In der Frankfurter Rundschau (fr) sind zur Situation der von Immobilienspekulation betroffenen Häuser in der Wingertstr. und Martin-Luther-Str. mehrere online-Artikel erschienen, welche die fortschreitende Entmietung deutlich beschreiben:
In Bezug zur Nachbarschaftsinitiative BO (Martin-Luther-Str.) erschien in der FGZ der Artikel "Frankfurter Nachbarschaftsinitiative NBO – ein Nachtrag" (Trickster, 2014-02-10).

Die Leidenskette in der Wingertstr. 21 ist lang: unbenutzbarer Fahrradkeller,  gekündigter Kabelanschluss für's Fernsehen, Treppenreinigung und Gärtner gekündigt,  zwei Bäume, ein Fliederbusch und ein Hibiskusstrauch niedergemacht.  Aktuell heißt es in der fr-online-Ausgabe vom 23. Febr. 2015:
Die Bauaufsicht hat vergangenen Mittwoch einen Baustopp verhängt. Seit Mitte Februar ist das Mietshaus eingerüstet, am Samstag vor einer Woche begannen Abbrucharbeiten an ehemaligen Lagerhallen im Hinterhof, im Treppenhaus fehlen inzwischen die Fenster.
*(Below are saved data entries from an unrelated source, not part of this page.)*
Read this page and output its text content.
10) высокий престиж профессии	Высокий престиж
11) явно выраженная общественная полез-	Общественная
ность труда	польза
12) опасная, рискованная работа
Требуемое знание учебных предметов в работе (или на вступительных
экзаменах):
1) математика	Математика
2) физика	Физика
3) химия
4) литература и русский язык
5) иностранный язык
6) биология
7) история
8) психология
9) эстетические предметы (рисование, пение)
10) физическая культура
Alle Macht den Wohnungs- und Hauseigentümern? In der F. A. Z. vom 11. Febr. 2105, S. 31 (Druckausgabe) lesen wir - hier wohl aus Eigentümersicht (die "Gegenseite" solle auch zu Wort kommen):
...Rohleder wird schnell grundsätzlich. Wenn es Menschen wie ihn nicht gäge, verfielen die Häuser wie damals in der DDR.  "Wir machen nichts Böses", sagt er. Die Mieter seien Querulanten. "Die machen uns nur Probleme" und sich auf Kosten anderer ein schönes Leben.
Mieter, die einem Finanzspekulanten zu wiederstehen versuchen, werden zu "Querulanten" abgewertet. Menschen, die im Wege stehen, werden durch solche Abwertungen entrechtet. Bei solchen "Querulanten", ist da nicht vielleicht Selbstjustiz gefordert - mag man da sich als Kapitaleigner rechtswidrig fragen? "Auf Kosten anderer" ist "Sozialschmarotzerdenke". Ob hier ein Freudscher Fehler vorliegt?  Was ist mit der Profitmaximierung des Kapitals? ... Wo kommt das Geld her, von anderen.  Man kennt den Ausdruck »Ausbeutung.«

Weiterhin heißt es, gleicher Artikel:
Der Eigentümer sagt, er habe schon viel investiert. "Das geht in die Millionen". Auf ein Angebot der Mieter warte er bis heute. Die seien arbeitslos, privatinsolvent und ohnehin nicht zum Kauf in der Lage. "Woher sollen die das Geld nehmen?" Für drei Millionen würde er verkaufen.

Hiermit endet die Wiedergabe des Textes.